Lauren Davison, the Centre Think Tank Justice Spokesperson and the author of the paper said:
“The prison system within the UK is failing prisoners, the staff working in prisons and the public. We have high reoffending rates and overcrowded prisons. This is why we are calling on the government to fixing our broken system within the UK by looking to a country famous for its treatment of prisoners, Norway.
Norway shows how we can successfully rehabilitate prisoners, reduce crime rates and create highly skilled staff within prisons. This paper sets out both what we are doing wrong but also how we can learn from Norway to fix our system”.
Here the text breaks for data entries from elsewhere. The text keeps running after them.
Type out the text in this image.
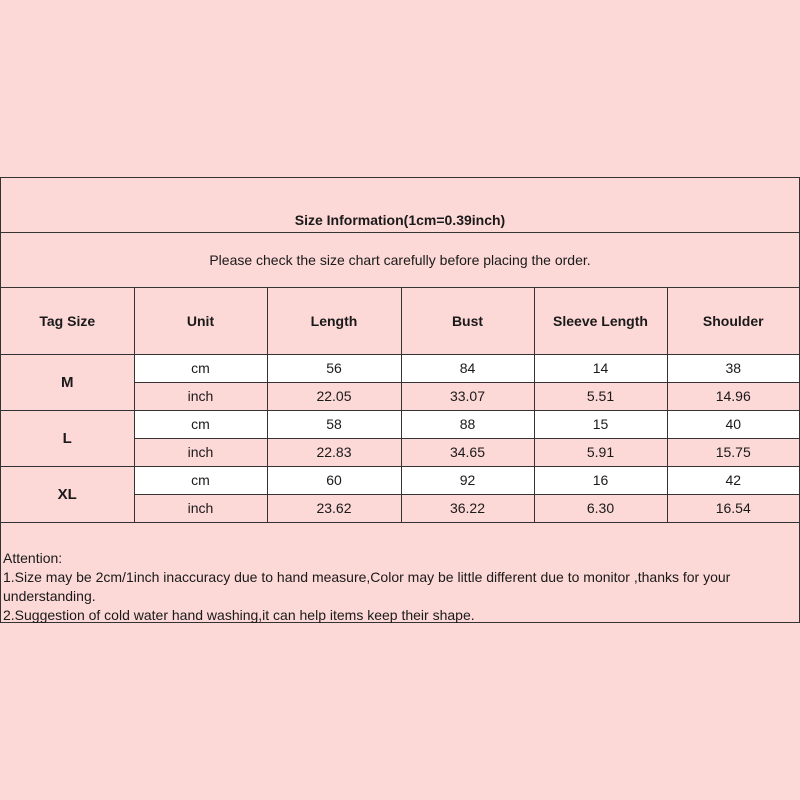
Size Information(1cm=0.39inch)
Please check the size chart carefully before placing the order.
Tag Size	Unit	Length	Bust	Sleeve Length	Shoulder
M	cm	56	84	14	38
	inch	22.05	33.07	5.51	14.96
L	cm	58	88	15	40
	inch	22.83	34.65	5.91	15.75
XL	cm	60	92	16	42
	inch	23.62	36.22	6.30	16.54
Attention:
1.Size may be 2cm/1inch inaccuracy due to hand measure,Color may be little different due to monitor ,thanks for your understanding.
2.Suggestion of cold water hand washing,it can help items keep their shape.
Torrin Wilkins, Director of Centre Think Tank said: “The report clearly shows that our approach to justice within the UK has been failing and fixing it will require a new approach. Norway focuses on rehabilitating prisoners, giving them new skills and getting them ready for the world of work. It works for Norway and it can work for the UK as well.
The results from this system in Norway include lower reoffending rates and a chance to turn prisoners into good citizens who contribute to the economy. If the UK wants to become a more compassionate and lower crime society, then we must place rehabilitation at the heart of our prisons”.
Centre is a centrist think tank and pressure group. We believe in working together with people and organisations from across politics to support public services and to back businesses. To do this we publish research, policies, articles and podcasts along with running events to inform debate whilst also putting forwards a new vision for the UK.